Angie : Cela me pose beaucoup de questions, parce que la question du monde parfait pour moi est assez difficile à envisager. D'ailleurs, que le monde soit parfait ou pas, mais en tout cas une chose qui, moi, me tiendrait à cœur à titre individuel, c'est le fait que les acteurs et les actrices du progrès de la justice sociale et environnementale, se mettent en cohérence, en fait. Je suis toujours dépitée et ça me touche profondément de voir que la plupart des militants dans ces domaines là utilisent toujours les outils fournis par le capitalisme de surveillance. Je ne comprends pas du coup qu'il n'y ait pas une une dissonance cognitive.

On ne va pas changer le monde en utilisant les outils des géants du web. Il y a une contradiction très forte. Dans mon monde parfait, on aurait une prise de conscience générale qui se serait faite et donc un changement de pratiques, évidemment, qui serait en lien avec ça. C'est la première perspective qui me semble assez réalisable, si on arrive à faire passer l'idée que c'est possible de changer et qu'au moins en tout cas, les militants dans ces domaines là le fassent.

L'autre peut être grande perspective pour moi, ce serait qu'on arrive à ce que le techno-solutionnisme ou la techno-béatitude, toute cette idéologie que c'est la technologie qui va sauver le monde, n'existe plus.

Je ne sais pas comment on arriverait à ça. Je pense qu'un des moyens ce serait de développer les questions de la techno-critique et de faire qu'on ait une éducation au numérique qui soit bien plus critique que c'est le cas aujourd'hui. Ce n'est pas trop dans l'air du temps, j'ai l'impression, mais ça viendra peut-être, qu'on arrête de penser que la technologie est la solution à tout. Et je pense particulièrement dans les domaines sociaux et environnementaux, très clairement, la solution pour les personnes en situation de pauvreté, ça va être de leur faire remplir des demandes d'APL (Aide personnalisée au logement) via des interfaces numériques pourries.

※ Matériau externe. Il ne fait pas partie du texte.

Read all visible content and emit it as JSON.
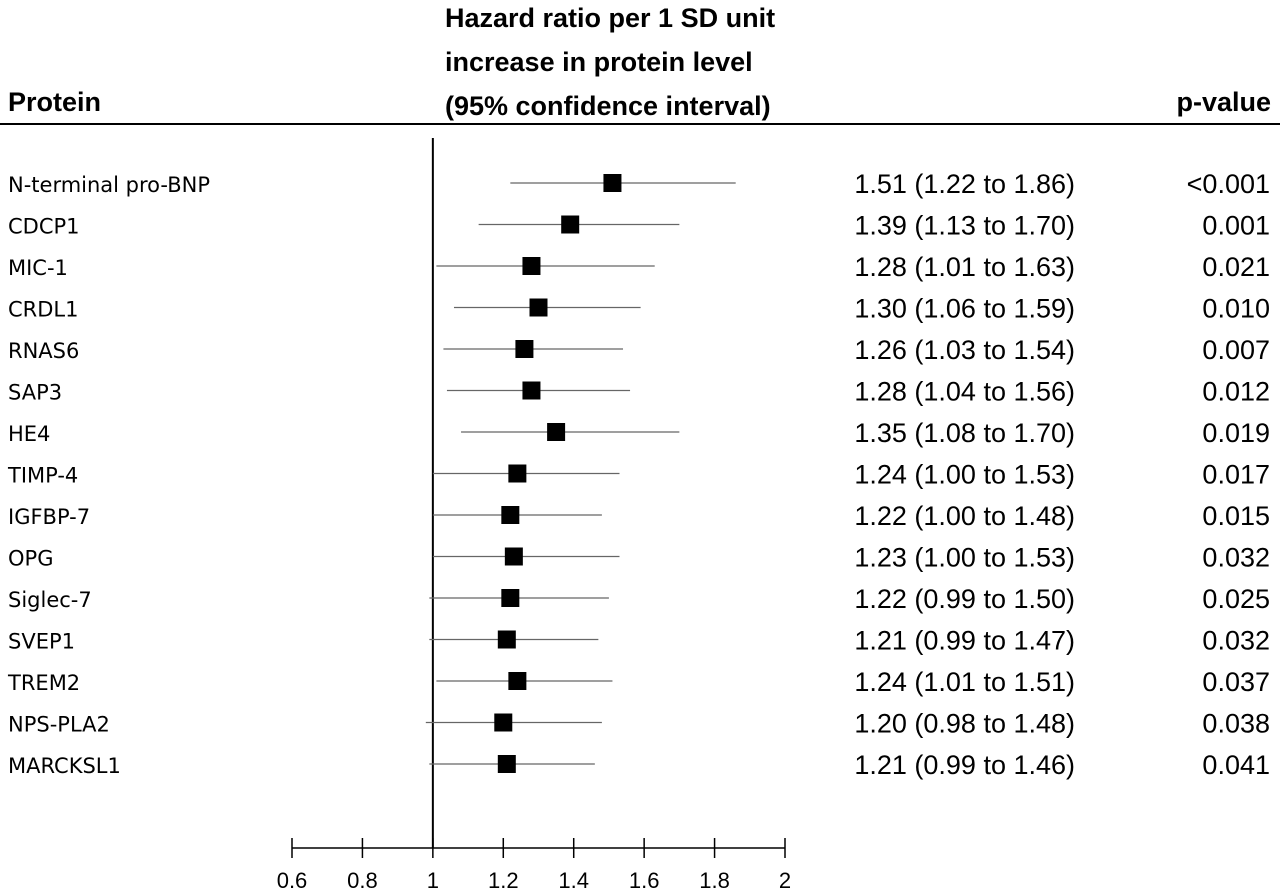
{
  "header": {
    "protein_col": "Protein",
    "hr_col_lines": [
      "Hazard ratio per 1 SD unit",
      "increase in protein level",
      "(95% confidence interval)"
    ],
    "p_col": "p-value"
  },
  "chart_data": {
    "type": "forest",
    "reference_line": 1,
    "xlim": [
      0.6,
      2
    ],
    "x_ticks": [
      0.6,
      0.8,
      1,
      1.2,
      1.4,
      1.6,
      1.8,
      2
    ],
    "x_tick_labels": [
      "0.6",
      "0.8",
      "1",
      "1.2",
      "1.4",
      "1.6",
      "1.8",
      "2"
    ],
    "rows": [
      {
        "protein": "N-terminal pro-BNP",
        "hr": 1.51,
        "lo": 1.22,
        "hi": 1.86,
        "ci_text": "1.51 (1.22 to 1.86)",
        "p": "<0.001"
      },
      {
        "protein": "CDCP1",
        "hr": 1.39,
        "lo": 1.13,
        "hi": 1.7,
        "ci_text": "1.39 (1.13 to 1.70)",
        "p": "0.001"
      },
      {
        "protein": "MIC-1",
        "hr": 1.28,
        "lo": 1.01,
        "hi": 1.63,
        "ci_text": "1.28 (1.01 to 1.63)",
        "p": "0.021"
      },
      {
        "protein": "CRDL1",
        "hr": 1.3,
        "lo": 1.06,
        "hi": 1.59,
        "ci_text": "1.30 (1.06 to 1.59)",
        "p": "0.010"
      },
      {
        "protein": "RNAS6",
        "hr": 1.26,
        "lo": 1.03,
        "hi": 1.54,
        "ci_text": "1.26 (1.03 to 1.54)",
        "p": "0.007"
      },
      {
        "protein": "SAP3",
        "hr": 1.28,
        "lo": 1.04,
        "hi": 1.56,
        "ci_text": "1.28 (1.04 to 1.56)",
        "p": "0.012"
      },
      {
        "protein": "HE4",
        "hr": 1.35,
        "lo": 1.08,
        "hi": 1.7,
        "ci_text": "1.35 (1.08 to 1.70)",
        "p": "0.019"
      },
      {
        "protein": "TIMP-4",
        "hr": 1.24,
        "lo": 1.0,
        "hi": 1.53,
        "ci_text": "1.24 (1.00 to 1.53)",
        "p": "0.017"
      },
      {
        "protein": "IGFBP-7",
        "hr": 1.22,
        "lo": 1.0,
        "hi": 1.48,
        "ci_text": "1.22 (1.00 to 1.48)",
        "p": "0.015"
      },
      {
        "protein": "OPG",
        "hr": 1.23,
        "lo": 1.0,
        "hi": 1.53,
        "ci_text": "1.23 (1.00 to 1.53)",
        "p": "0.032"
      },
      {
        "protein": "Siglec-7",
        "hr": 1.22,
        "lo": 0.99,
        "hi": 1.5,
        "ci_text": "1.22 (0.99 to 1.50)",
        "p": "0.025"
      },
      {
        "protein": "SVEP1",
        "hr": 1.21,
        "lo": 0.99,
        "hi": 1.47,
        "ci_text": "1.21 (0.99 to 1.47)",
        "p": "0.032"
      },
      {
        "protein": "TREM2",
        "hr": 1.24,
        "lo": 1.01,
        "hi": 1.51,
        "ci_text": "1.24 (1.01 to 1.51)",
        "p": "0.037"
      },
      {
        "protein": "NPS-PLA2",
        "hr": 1.2,
        "lo": 0.98,
        "hi": 1.48,
        "ci_text": "1.20 (0.98 to 1.48)",
        "p": "0.038"
      },
      {
        "protein": "MARCKSL1",
        "hr": 1.21,
        "lo": 0.99,
        "hi": 1.46,
        "ci_text": "1.21 (0.99 to 1.46)",
        "p": "0.041"
      }
    ]
  }
}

Derrière tout ça se cache quand même un truc qui, pour moi est aussi important, c'est que le numérique a quand même déshumanisé beaucoup les relations humaines et je pense qu'on aurait intérêt à sortir de "tout numérique". Et d'arriver à de l'humain qui reprend la place du numérique. Moi je ne suis quasiment plus sur les réseaux sociaux et je me rends compte à quel point en fait je mets en place des relations humaines dans un contexte territorial qui sont bien plus enrichissantes que ce que je pouvais développer quand j'étais plus actif sur ces réseaux sociaux. Cela reste des perspectives individuelles ou souhaitées individuellement.

Pierre-Yves : Oui qui sont partagées collectivement. Au sein de Framasoft je pense qu'on est tous et toutes d'accord avec ce que tu viens de dire. J'ajoute que c'est aussi la question de sortir des rapports de domination, notamment du capitalisme, pour moi, là aussi dans une perspective individuelle, mais qui semble relativement partagée à Framasoft, qui rejoint finalement ce que disait Angie, c'est comment on ressort de cette aliénation au numérique qui nous est souvent imposé par certain rapport de domination qu'on peut avoir laissé se mettre en place dans la société.